LANCIANO. La Sasi ha altri 90 giorni di tempo per provare a convincere l’Acea Energia di Roma a ritirare l’ingiunzione di pagamento e trovare un accordo per versare i 6 milioni di euro dovuti....
LANCIANO. La Sasi ha altri 90 giorni di tempo per provare a convincere l’Acea Energia di Roma a ritirare l’ingiunzione di pagamento e trovare un accordo per versare i 6 milioni di euro dovuti. Doveva esserci mercoledì l’esito dell’udienza relativa all’opposizione da parte della Sasi, all’ingiunzione di pagamento fatta dall’Acea, ma è stata “bloccata”. La società dell’energia di Roma ha chiesto alla società che gestisce il servizio idrico integrato l’immediato pagamento di 6 milioni di euro che, tra spese legali e interessi lievita fino a 7.500.000 euro. Soldi frutto di una sentenza con cui il Tribunale superiore delle acque pubbliche di Roma (Tsap)nel febbraio 2017 ha confermato la condanna della Sasi in primo grado, a pagare i danni all’Acea Energia, come risarcimento per l’illegittimo prelievo di acqua dal fiume Verde. Condanna arrivata alla Sasi anche se la vicenda giudiziaria nasce nel 1985, quando c’era la Cassa per il Mezzogiorno, colpevole di captare le acque dal Verde senza autorizzazione creando danni all’Acea perché diminuiva la capacità di produrre energia.
Diverse le cause che si sono trascinate fino alla sentenza del 2017. «Per ora abbiamo bloccato il decreto ingiuntivo», dice il presidente Sasi, Gianfranco Basterebbe, «di comune accordo abbiamo rinviato l’udienza di 90 giorni. Questo ci permette di dialogare e provare a trovare un accordo. Per ora non abbiamo parlato di soldi, delle eventuali rate o offerte della Sasi».

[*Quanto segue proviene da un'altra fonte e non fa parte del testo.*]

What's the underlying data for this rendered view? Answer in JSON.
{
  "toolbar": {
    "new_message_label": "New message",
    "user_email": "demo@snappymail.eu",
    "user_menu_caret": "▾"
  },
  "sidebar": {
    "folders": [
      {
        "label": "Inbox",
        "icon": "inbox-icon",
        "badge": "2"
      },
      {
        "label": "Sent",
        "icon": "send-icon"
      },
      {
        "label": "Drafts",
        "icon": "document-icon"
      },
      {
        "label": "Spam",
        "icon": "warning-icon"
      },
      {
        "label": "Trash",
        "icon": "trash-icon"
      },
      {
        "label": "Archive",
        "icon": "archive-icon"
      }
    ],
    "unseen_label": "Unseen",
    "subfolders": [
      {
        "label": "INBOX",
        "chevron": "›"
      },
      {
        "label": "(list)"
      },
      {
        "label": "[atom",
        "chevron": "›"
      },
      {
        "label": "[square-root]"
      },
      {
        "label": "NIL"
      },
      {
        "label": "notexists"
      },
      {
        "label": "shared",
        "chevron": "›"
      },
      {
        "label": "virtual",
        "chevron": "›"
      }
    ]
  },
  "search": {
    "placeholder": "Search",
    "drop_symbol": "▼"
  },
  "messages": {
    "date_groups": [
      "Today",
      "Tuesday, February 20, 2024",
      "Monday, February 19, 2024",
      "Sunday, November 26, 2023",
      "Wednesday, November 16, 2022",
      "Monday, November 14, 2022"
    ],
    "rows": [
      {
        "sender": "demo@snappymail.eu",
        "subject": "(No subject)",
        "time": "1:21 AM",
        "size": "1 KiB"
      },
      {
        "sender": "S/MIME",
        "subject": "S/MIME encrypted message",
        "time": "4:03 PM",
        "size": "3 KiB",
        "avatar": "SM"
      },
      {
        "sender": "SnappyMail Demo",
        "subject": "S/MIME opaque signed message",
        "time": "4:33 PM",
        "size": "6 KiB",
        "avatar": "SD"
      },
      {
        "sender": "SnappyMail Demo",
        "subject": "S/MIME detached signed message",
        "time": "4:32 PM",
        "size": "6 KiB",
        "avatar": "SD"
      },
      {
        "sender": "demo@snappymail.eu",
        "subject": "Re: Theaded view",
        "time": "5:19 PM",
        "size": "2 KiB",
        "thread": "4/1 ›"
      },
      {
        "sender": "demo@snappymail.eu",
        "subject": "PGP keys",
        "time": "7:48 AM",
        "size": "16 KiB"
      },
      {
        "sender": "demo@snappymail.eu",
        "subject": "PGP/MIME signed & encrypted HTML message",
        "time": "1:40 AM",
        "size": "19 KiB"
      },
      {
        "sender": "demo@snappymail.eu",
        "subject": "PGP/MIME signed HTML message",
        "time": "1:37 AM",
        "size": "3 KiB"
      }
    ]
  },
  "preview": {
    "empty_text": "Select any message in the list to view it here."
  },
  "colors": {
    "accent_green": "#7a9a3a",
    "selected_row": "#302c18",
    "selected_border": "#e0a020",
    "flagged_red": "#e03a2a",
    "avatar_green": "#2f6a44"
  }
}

E l’incontro con i vertici Acea potrebbe esserci dopo l’assemblea dei sindaci Sasi, convocata per l’approvazione del bilancio che conta circa 4 milioni di euro accantonati per Acea e non i 7 milioni e mezzo richiesti. Per questo la rateizzazione del pagamento è fondamentale da ottenere entro i 90 giorni. Basterebbe alla vecchia dirigenza Acea aveva offerto una transazione di 4.200.000 euro, rifiutata. Alla nuova, alla quale non ha risposto, ha offerto di pagare 500mila euro annue fino al pronunciamento della Cassazione. (t.d.r.)